For me it was day one, starting the walk after three to four years of planning, plus getting to the end of the walk after 78 consecutive days of walking and achieving our goal. We also met some fantastic folk along the way.
For Maureen it was when the phone bleeped to say another donation to our fundraising had been received and the many unexpected kindnesses we received from strangers who went out of their way to help two scruffy walkers.
Tell us what role the #walk1000miles group played in your adventure.

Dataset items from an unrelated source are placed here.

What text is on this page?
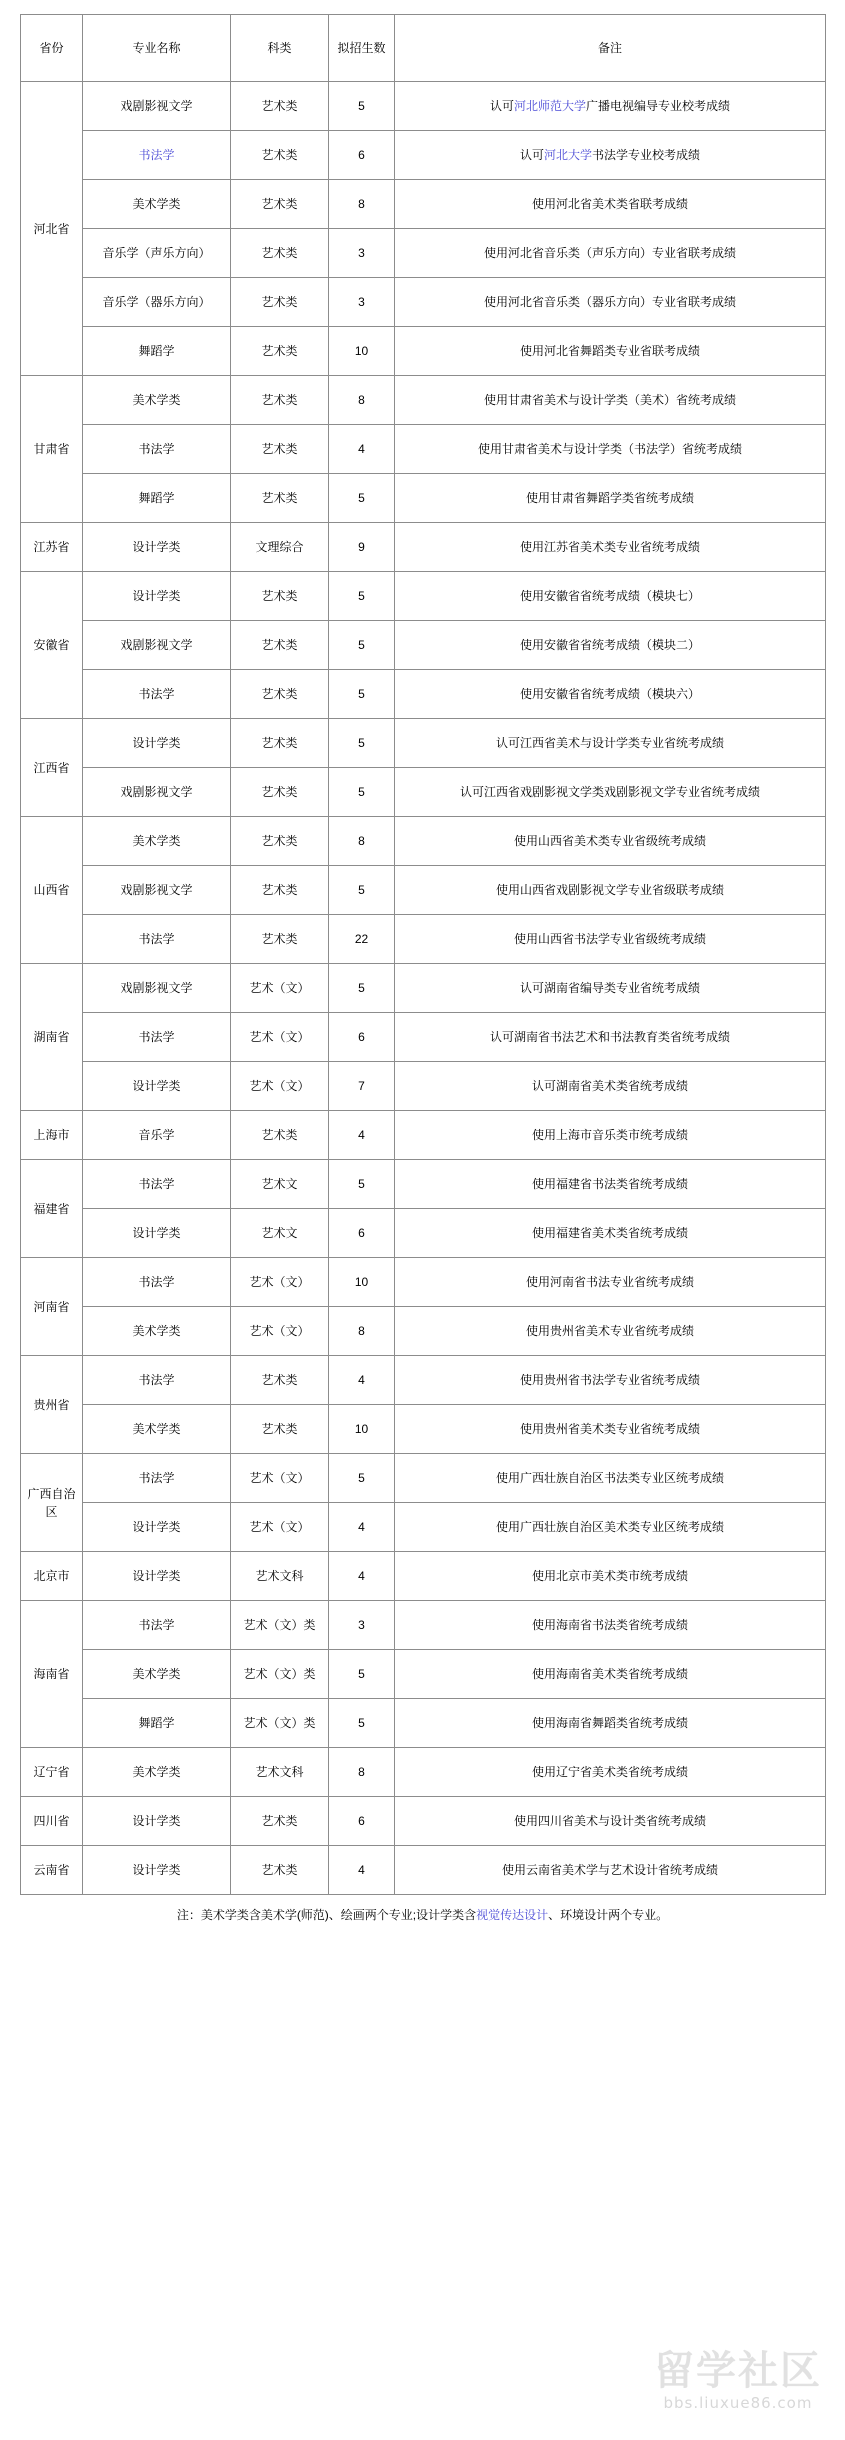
省份	专业名称	科类	拟招生数	备注
河北省	戏剧影视文学	艺术类	5	认可河北师范大学广播电视编导专业校考成绩
	书法学	艺术类	6	认可河北大学书法学专业校考成绩
	美术学类	艺术类	8	使用河北省美术类省联考成绩
	音乐学（声乐方向）	艺术类	3	使用河北省音乐类（声乐方向）专业省联考成绩
	音乐学（器乐方向）	艺术类	3	使用河北省音乐类（器乐方向）专业省联考成绩
	舞蹈学	艺术类	10	使用河北省舞蹈类专业省联考成绩
甘肃省	美术学类	艺术类	8	使用甘肃省美术与设计学类（美术）省统考成绩
	书法学	艺术类	4	使用甘肃省美术与设计学类（书法学）省统考成绩
	舞蹈学	艺术类	5	使用甘肃省舞蹈学类省统考成绩
江苏省	设计学类	文理综合	9	使用江苏省美术类专业省统考成绩
安徽省	设计学类	艺术类	5	使用安徽省省统考成绩（模块七）
	戏剧影视文学	艺术类	5	使用安徽省省统考成绩（模块二）
	书法学	艺术类	5	使用安徽省省统考成绩（模块六）
江西省	设计学类	艺术类	5	认可江西省美术与设计学类专业省统考成绩
	戏剧影视文学	艺术类	5	认可江西省戏剧影视文学类戏剧影视文学专业省统考成绩
山西省	美术学类	艺术类	8	使用山西省美术类专业省级统考成绩
	戏剧影视文学	艺术类	5	使用山西省戏剧影视文学专业省级联考成绩
	书法学	艺术类	22	使用山西省书法学专业省级统考成绩
湖南省	戏剧影视文学	艺术（文）	5	认可湖南省编导类专业省统考成绩
	书法学	艺术（文）	6	认可湖南省书法艺术和书法教育类省统考成绩
	设计学类	艺术（文）	7	认可湖南省美术类省统考成绩
上海市	音乐学	艺术类	4	使用上海市音乐类市统考成绩
福建省	书法学	艺术文	5	使用福建省书法类省统考成绩
	设计学类	艺术文	6	使用福建省美术类省统考成绩
河南省	书法学	艺术（文）	10	使用河南省书法专业省统考成绩
	美术学类	艺术（文）	8	使用贵州省美术专业省统考成绩
贵州省	书法学	艺术类	4	使用贵州省书法学专业省统考成绩
	美术学类	艺术类	10	使用贵州省美术类专业省统考成绩
广西自治区	书法学	艺术（文）	5	使用广西壮族自治区书法类专业区统考成绩
	设计学类	艺术（文）	4	使用广西壮族自治区美术类专业区统考成绩
北京市	设计学类	艺术文科	4	使用北京市美术类市统考成绩
海南省	书法学	艺术（文）类	3	使用海南省书法类省统考成绩
	美术学类	艺术（文）类	5	使用海南省美术类省统考成绩
	舞蹈学	艺术（文）类	5	使用海南省舞蹈类省统考成绩
辽宁省	美术学类	艺术文科	8	使用辽宁省美术类省统考成绩
四川省	设计学类	艺术类	6	使用四川省美术与设计类省统考成绩
云南省	设计学类	艺术类	4	使用云南省美术学与艺术设计省统考成绩
注：美术学类含美术学(师范)、绘画两个专业;设计学类含视觉传达设计、环境设计两个专业。
留学社区
bbs.liuxue86.com
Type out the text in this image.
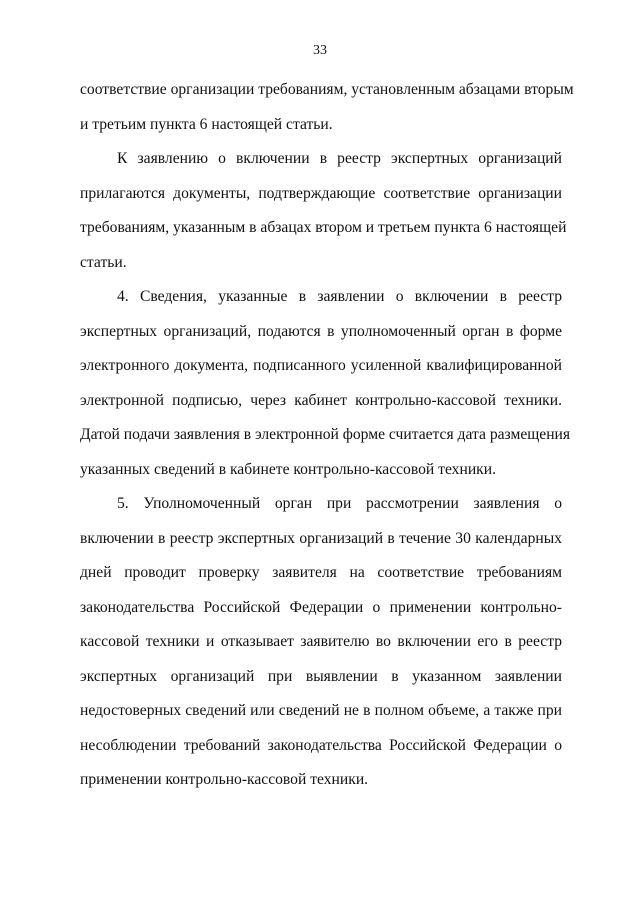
33
соответствие организации требованиям, установленным абзацами вторым
и третьим пункта 6 настоящей статьи.
К заявлению о включении в реестр экспертных организаций
прилагаются документы, подтверждающие соответствие организации
требованиям, указанным в абзацах втором и третьем пункта 6 настоящей
статьи.
4. Сведения, указанные в заявлении о включении в реестр
экспертных организаций, подаются в уполномоченный орган в форме
электронного документа, подписанного усиленной квалифицированной
электронной подписью, через кабинет контрольно-кассовой техники.
Датой подачи заявления в электронной форме считается дата размещения
указанных сведений в кабинете контрольно-кассовой техники.
5. Уполномоченный орган при рассмотрении заявления о
включении в реестр экспертных организаций в течение 30 календарных
дней проводит проверку заявителя на соответствие требованиям
законодательства Российской Федерации о применении контрольно-
кассовой техники и отказывает заявителю во включении его в реестр
экспертных организаций при выявлении в указанном заявлении
недостоверных сведений или сведений не в полном объеме, а также при
несоблюдении требований законодательства Российской Федерации о
применении контрольно-кассовой техники.
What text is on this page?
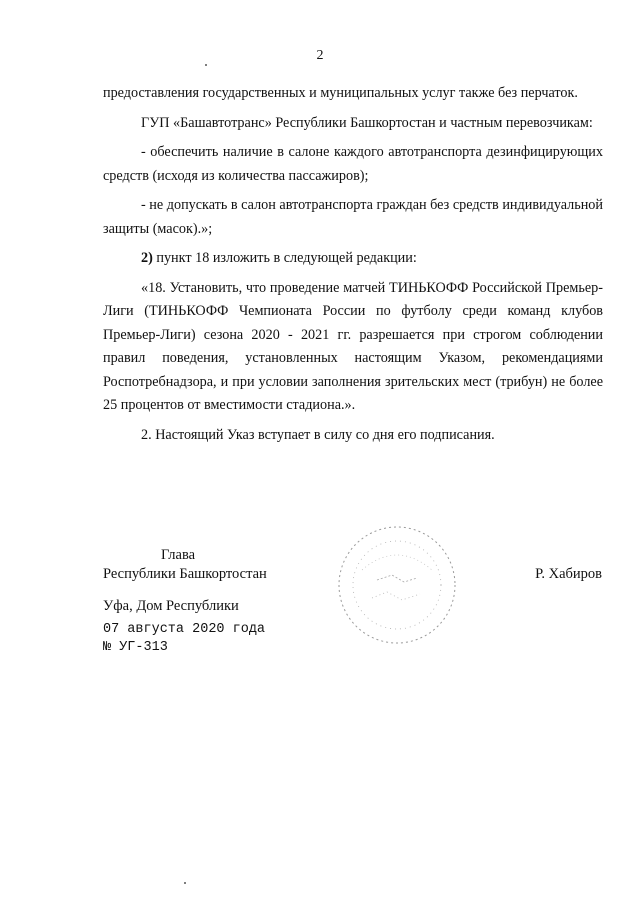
2

предоставления государственных и муниципальных услуг также без перчаток.

ГУП «Башавтотранс» Республики Башкортостан и частным перевозчикам:

- обеспечить наличие в салоне каждого автотранспорта дезинфицирующих средств (исходя из количества пассажиров);

- не допускать в салон автотранспорта граждан без средств индивидуальной защиты (масок).»;

2) пункт 18 изложить в следующей редакции:

«18. Установить, что проведение матчей ТИНЬКОФФ Российской Премьер-Лиги (ТИНЬКОФФ Чемпионата России по футболу среди команд клубов Премьер-Лиги) сезона 2020 - 2021 гг. разрешается при строгом соблюдении правил поведения, установленных настоящим Указом, рекомендациями Роспотребнадзора, и при условии заполнения зрительских мест (трибун) не более 25 процентов от вместимости стадиона.».

2. Настоящий Указ вступает в силу со дня его подписания.

Глава
Республики Башкортостан	Р. Хабиров
Уфа, Дом Республики
07 августа 2020 года
№ УГ-313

It was a brilliant vehicle for keeping in touch with fellow walkers, whose words of encouragement spurred us on. Even more amazing is that several members met us to move rucksacks on to our next B&B to save us carrying items we didn’t need. Many of them spent time walking with us and it was fantastic to meet them. We owe them a huge debt of gratitude and Country Walking for providing such a wonderful facility.
What have you learned?
I’ve learned to appreciate even more the natural world around us in the UK. Our countryside is unrivalled and we should treasure it. The wildflowers have been colourful, the wildlife varied and the landscape awesome. Maureen feels she is a better person for the experience – more patient and understanding.